Derdim ben. Ben böyle bi adamı sevmem ki. Aptal olmam ki. Acı çekmeyi isteyecekmişim. Hadi ordan. Yapamaz. Kimse benim canımı yakamaz!

Büyük konuşmamak gerekliymiş. Konuşmak gereksizmiş. Herşey bir bir yazılıymış zaten. Herşey benim kontrolüm dışındaymış.

O herkesin beğendiği umursamaz hallerim bi yere kadarmış.

Ben n'aptım biliyor musun? Bi rüyaya tutundum. Tutunacak bir dalım yokmuş gibi. Sığınacak bi liman gibi. Saklambaç oynarken gördüğüm o virane ev gibi.

Ben istedim böyle olmasını. Kabul. Ben seçtim seni! Daha ilk gün söyledim herkese "bi kaç gün geçsin" diye. Bi kaç gün geçti. Biraz zaman geçti. Bikaç ay geçti. Yıl dönüyor. Seni ben seçtim. Ben yaptım! Bile bile "lades" dedirttim herkese.

23 yıla sadece bi aşk sığdırdım. Bi kez aşık oldum ben. İmkansıza. Ama bi kez sevdim ufaklık. Bi kez birini kendimden daha çok önemsedim. Hı hı.

Ben sevdim. Sen seviştin. Aramızdaki en büyük fark o "iş"ten kaynaklanıyor.

Denedim.
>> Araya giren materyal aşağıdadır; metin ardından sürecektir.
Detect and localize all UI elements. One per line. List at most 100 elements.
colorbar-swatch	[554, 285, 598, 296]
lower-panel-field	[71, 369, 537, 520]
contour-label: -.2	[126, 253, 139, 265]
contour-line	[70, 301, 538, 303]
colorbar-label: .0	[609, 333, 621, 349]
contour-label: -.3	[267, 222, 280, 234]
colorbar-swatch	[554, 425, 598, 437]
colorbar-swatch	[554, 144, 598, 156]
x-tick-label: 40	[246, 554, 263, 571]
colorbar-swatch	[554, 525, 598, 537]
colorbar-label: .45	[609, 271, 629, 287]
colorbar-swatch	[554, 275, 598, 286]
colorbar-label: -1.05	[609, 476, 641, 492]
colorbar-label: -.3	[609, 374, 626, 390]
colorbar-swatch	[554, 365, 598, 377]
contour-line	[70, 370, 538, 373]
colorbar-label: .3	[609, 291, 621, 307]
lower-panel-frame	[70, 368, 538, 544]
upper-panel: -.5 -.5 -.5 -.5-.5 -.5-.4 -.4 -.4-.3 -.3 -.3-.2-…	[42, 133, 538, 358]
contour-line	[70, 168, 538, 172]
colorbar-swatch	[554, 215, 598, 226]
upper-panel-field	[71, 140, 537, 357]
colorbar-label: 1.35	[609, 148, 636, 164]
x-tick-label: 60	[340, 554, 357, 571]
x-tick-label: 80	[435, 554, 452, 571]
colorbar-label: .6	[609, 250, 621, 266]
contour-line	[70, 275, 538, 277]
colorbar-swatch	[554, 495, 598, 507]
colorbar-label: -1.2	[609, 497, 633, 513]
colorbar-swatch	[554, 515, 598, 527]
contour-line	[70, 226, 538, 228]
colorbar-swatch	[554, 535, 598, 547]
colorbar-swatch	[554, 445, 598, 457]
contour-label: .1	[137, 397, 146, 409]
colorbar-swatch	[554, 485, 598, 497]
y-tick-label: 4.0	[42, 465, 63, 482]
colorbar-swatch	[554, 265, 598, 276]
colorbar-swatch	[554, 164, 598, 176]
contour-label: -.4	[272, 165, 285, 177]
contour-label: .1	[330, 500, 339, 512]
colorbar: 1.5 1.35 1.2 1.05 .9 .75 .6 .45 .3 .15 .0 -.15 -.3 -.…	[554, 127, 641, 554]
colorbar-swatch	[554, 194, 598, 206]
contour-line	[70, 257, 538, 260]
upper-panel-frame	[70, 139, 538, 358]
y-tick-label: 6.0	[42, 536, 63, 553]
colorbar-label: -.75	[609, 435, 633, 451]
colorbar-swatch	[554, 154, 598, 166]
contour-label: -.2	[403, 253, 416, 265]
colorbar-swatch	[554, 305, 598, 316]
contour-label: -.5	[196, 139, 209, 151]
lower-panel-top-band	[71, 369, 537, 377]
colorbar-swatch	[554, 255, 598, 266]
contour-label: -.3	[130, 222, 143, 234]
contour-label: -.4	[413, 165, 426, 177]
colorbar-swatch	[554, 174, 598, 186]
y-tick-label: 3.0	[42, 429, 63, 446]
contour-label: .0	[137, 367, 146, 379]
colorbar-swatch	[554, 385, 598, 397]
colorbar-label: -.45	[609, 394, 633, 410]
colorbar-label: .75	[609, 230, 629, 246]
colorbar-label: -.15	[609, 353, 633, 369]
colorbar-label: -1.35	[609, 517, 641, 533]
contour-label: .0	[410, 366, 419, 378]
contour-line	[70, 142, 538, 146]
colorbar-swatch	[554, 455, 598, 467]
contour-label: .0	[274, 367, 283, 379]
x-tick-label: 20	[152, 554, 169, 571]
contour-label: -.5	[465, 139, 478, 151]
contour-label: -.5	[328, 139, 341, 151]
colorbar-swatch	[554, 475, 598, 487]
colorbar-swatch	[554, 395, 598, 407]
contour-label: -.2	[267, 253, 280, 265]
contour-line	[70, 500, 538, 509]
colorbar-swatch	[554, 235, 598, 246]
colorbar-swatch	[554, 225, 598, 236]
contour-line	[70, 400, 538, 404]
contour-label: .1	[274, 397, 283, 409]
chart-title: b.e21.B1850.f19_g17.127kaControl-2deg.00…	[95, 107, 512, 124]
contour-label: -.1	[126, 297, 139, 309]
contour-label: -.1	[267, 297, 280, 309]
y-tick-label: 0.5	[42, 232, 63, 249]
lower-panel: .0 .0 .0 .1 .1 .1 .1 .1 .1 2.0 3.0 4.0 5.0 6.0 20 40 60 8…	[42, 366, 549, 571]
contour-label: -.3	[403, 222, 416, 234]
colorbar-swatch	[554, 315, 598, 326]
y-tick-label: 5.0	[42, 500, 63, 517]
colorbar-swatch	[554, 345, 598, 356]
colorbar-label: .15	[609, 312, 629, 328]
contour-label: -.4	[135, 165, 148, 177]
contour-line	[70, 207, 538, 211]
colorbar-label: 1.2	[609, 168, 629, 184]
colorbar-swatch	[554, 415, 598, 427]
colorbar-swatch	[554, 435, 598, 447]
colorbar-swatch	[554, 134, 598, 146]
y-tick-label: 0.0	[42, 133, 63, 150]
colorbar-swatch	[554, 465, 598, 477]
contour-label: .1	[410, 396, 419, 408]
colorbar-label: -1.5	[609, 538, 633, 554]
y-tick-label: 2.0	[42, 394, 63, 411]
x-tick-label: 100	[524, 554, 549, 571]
Başkasının kollarında da olmayı denedim. Yanında da. Öptüm, kokladım, sarıldım. Ama yapamadım ki. Hastayım belki. Son radde belki.
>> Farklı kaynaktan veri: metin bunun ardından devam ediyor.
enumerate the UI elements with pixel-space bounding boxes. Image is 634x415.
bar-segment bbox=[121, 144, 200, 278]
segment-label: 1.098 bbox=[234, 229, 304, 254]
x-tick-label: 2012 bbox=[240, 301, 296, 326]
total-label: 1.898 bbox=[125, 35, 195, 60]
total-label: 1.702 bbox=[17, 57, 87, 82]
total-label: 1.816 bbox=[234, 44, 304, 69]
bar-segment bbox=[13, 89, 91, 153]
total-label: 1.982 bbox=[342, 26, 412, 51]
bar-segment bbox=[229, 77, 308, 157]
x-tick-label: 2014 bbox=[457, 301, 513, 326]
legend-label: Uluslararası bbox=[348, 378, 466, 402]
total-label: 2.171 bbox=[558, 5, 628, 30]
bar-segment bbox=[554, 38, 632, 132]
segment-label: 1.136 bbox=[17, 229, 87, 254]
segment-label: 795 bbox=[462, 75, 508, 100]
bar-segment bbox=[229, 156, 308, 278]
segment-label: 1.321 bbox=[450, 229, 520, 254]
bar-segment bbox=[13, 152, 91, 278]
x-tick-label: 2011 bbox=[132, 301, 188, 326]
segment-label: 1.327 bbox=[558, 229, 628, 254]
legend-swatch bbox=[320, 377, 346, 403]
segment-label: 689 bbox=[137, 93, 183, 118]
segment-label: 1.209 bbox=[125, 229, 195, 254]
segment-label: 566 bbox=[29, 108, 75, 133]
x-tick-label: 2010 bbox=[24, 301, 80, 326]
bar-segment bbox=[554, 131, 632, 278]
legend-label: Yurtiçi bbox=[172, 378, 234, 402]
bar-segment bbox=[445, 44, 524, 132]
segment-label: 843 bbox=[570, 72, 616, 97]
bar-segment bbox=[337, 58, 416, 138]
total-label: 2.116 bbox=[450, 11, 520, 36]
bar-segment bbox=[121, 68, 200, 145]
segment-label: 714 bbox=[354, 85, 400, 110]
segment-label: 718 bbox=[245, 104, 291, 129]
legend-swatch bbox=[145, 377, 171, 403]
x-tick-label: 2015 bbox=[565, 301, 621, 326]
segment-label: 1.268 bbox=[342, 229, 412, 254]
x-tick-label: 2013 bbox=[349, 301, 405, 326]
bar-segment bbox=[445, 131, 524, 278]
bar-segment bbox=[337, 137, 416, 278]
Sonra birini buldum. İyi geldi. Yaralarımı sardı, korudu, kolladı. Baktı gözlerime gördü galiba. Hiç bir şey söylemedi bana. İçinden konuştu. İçinden anlattı.

Kutlamalar yaptık hep beraber. Güldük, eğlendik, şarkılar söyledik. Baktı herkes.

- Ne umursamaz kız.

- Dünya umurunda değil.

- Bu kız yaşlanmaz.

Üzülmüyorum sanıyorlar. Hiç üzülmedim. Hiç kırılmadım. Hiç ağlamadım. Hiç kimse yakmadı canımı. Sorsan zaten "bana bir şey olmadı."
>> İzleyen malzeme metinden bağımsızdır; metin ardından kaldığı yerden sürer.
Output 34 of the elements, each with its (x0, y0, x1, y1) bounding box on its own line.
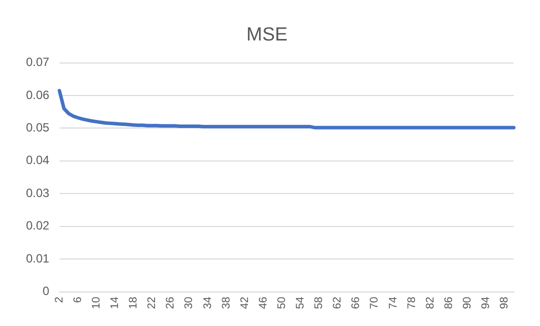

Annemin yaptığı en iyi işti sanırım bana aldırdığı tiyatro dersleri. Hayatımı bi sahneye çevirip oyunculuğumu konuşturmak çok işime geldi gerçekten.

Kapandı perde. Yine kaldık başbaşa. Bi şişe, bi kadeh, bi hatıra, bi rüya...

Hepsi için içiyoruz artık. "Şerefe!"

Mutluluklar diliyorum. Yeni kadının ve sana kaldırıyorum kadehimi. Rüyamı da hatıralarımın en derinine gömüyorum. Mavi gömleğin, bej keten pantolonunla birlikte "ölü hatıralar mezarlığına" gönderiyorum. Ve tekrar kadehim senin için havada "şerefe ufaklık"...

4 Nisan 2011 Pazartesi

Boyu mu? İşlevi mi?



Herkesin temennisi, takıntısı başka. Ben de insanların boyuna takmış vaziyetteyim.

Yanımdaki adam uzun olacak arkadaş! Merdiven kullanırım gerekirse. Oh! Umurumda mı dünya?

Belki zıplaya zıplaya öpebilirim onu ama onu da ben düşünmeyeyim. Alsın kucağına. Ne yapayım yani?

Neler harcandı gitti? Ah bi bilsen. Müthiş güzel adamların boyunun kısa olması da benim sorunum mu yani? Benim suçum mu? Sevmiyorum.

Herkese göre değişir. Kimisine göre şekilciyim ben. Olsun dert değil. Şekil de önemli. Adamın içine bakarak almıyorum ki. Önce boy, pos, endam görünüyor. Sonra konuştukça açılıyor. Ne yapalım yani?

Sen hediyeyi aldığında kutusuna bakarak fikir yürütmez misin? Eeee ne farkı var? Mantık aynı. Sen dışına bakarsın, içini düşünürsün. Ben de dıştan bakıyorum hoşlanmazsam almıyorum. Budur!

Açık konuşalım, büyük insan seviyorum. Güzel insan seviyorum. Ara da hatalarım da olmadı değil. Hala da yapabilirim, potansiyelim var. Fakat bu gerçekleri değiştirmiyor.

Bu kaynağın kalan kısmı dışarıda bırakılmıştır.